Del mismo modo, no todo cuidado sirve. Se debe y se puede hacer acepción de los mismos. Y las personas con discapacidad queremos y exigimos un determinado tipo de apoyos, aquellos que, respetando nuestras preferencias, a la par sean inclusivos, es decir, que nos mantengan en nuestro medio de pertenencia, insertados enteramente en la vida en comunidad, en la corriente general, sin forzarnos a soportar dispositivos separados y segregados, pensados en exclusiva para quienes necesitan cuidados, que consienten y hasta justifican tratos desiguales y mucho menos exigentes.
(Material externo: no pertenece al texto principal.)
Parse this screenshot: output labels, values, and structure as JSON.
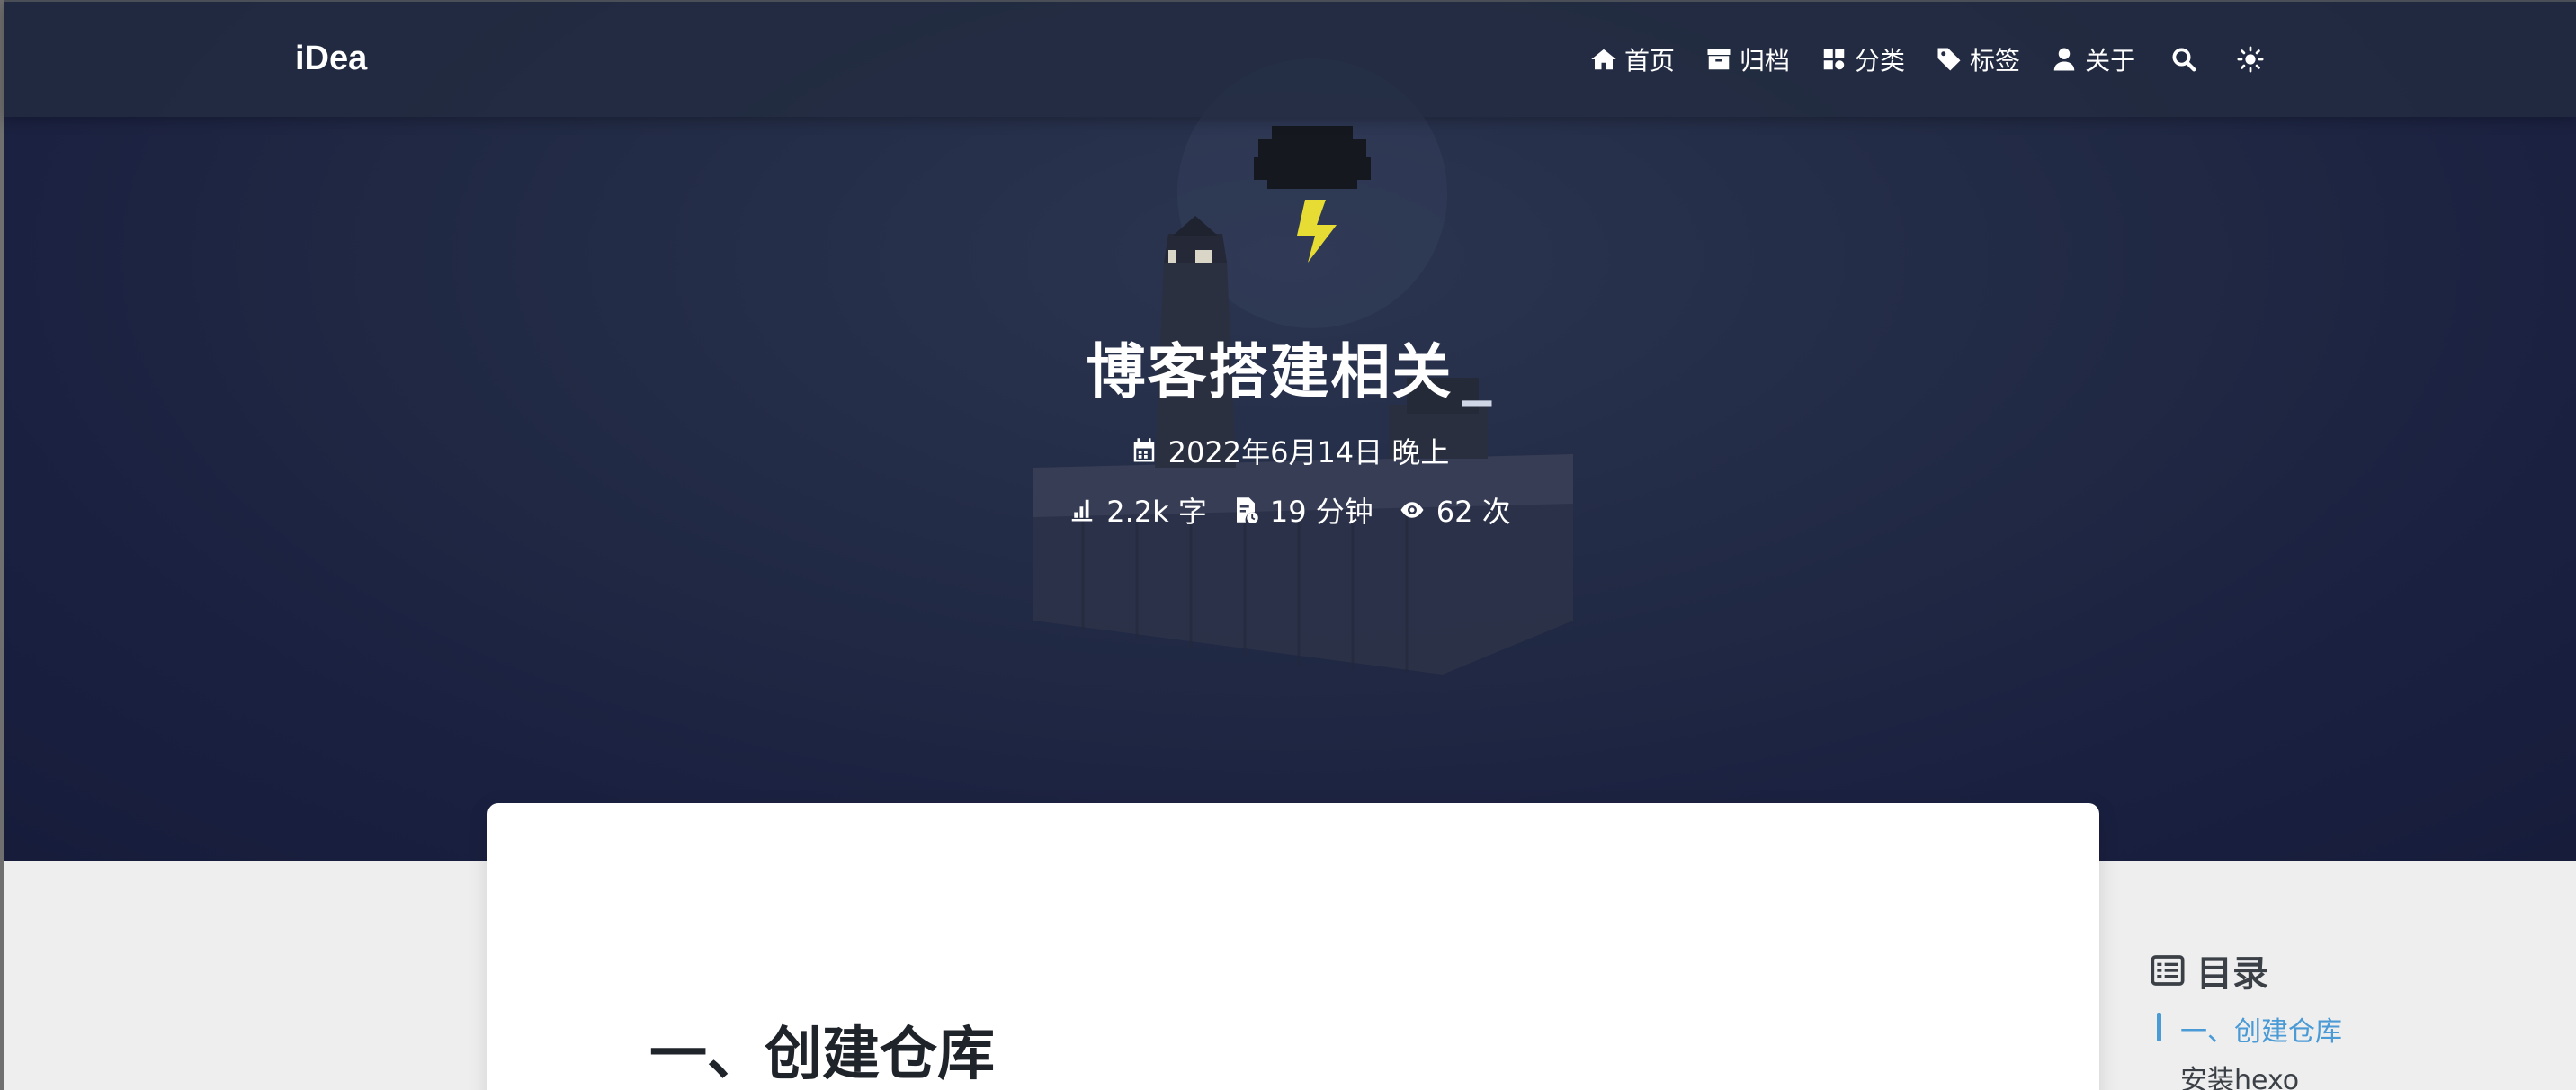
{
  "navbar": {
    "brand": "iDea",
    "items": [
      {
        "label": "首页",
        "icon": "home-icon"
      },
      {
        "label": "归档",
        "icon": "archive-icon"
      },
      {
        "label": "分类",
        "icon": "category-icon"
      },
      {
        "label": "标签",
        "icon": "tag-icon"
      },
      {
        "label": "关于",
        "icon": "user-icon"
      }
    ],
    "search_icon": "search-icon",
    "theme_icon": "sun-icon"
  },
  "post": {
    "title": "博客搭建相关",
    "cursor": "_",
    "date": "2022年6月14日 晚上",
    "words": "2.2k 字",
    "read_time": "19 分钟",
    "views": "62 次"
  },
  "article": {
    "heading": "一、创建仓库"
  },
  "toc": {
    "title": "目录",
    "items": [
      {
        "label": "一、创建仓库",
        "active": true
      },
      {
        "label": "安装hexo",
        "active": false
      }
    ]
  },
  "colors": {
    "accent": "#4a9ad6",
    "hero_bg": "#1e2642",
    "bolt": "#e6dc33"
  }
}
Siendo los apoyos y los cuidados una aspiración legítima de los individuos y de las familias, y hasta un derecho que la comunidad política ha de satisfacer, lo primordial es la autonomía personal, la posibilidad de ser y hacer la mayor cantidad posible de cosas por uno mismo, proveyendo a nuestro propio cuidado y bienestar y aportando leal y cooperativamente al de los demás. Hemos de autorresponsabilizarnos de nuestro mejor decurso existencial y corresponsabilizarnos del de quienes nos rodean. El autocuidado resulta crucial, tanto como la generación previa y preventiva de entornos vitales amistosos (al tiempo accesibles e inclusivos) que permitan maximizar y prolongar las mayores cotas de autonomía personal. Aquí las tecnologías también vienen en nuestro auxilio, siempre que sean asequibles, en la medida en que potencian las habilidades y minimizan las necesidades.

Si la civilización, al decir de algunos, comenzó por los cuidados, su resultado más feliz es que nos termine deparando en una civilización de los cuidados. Hagámoslo posible.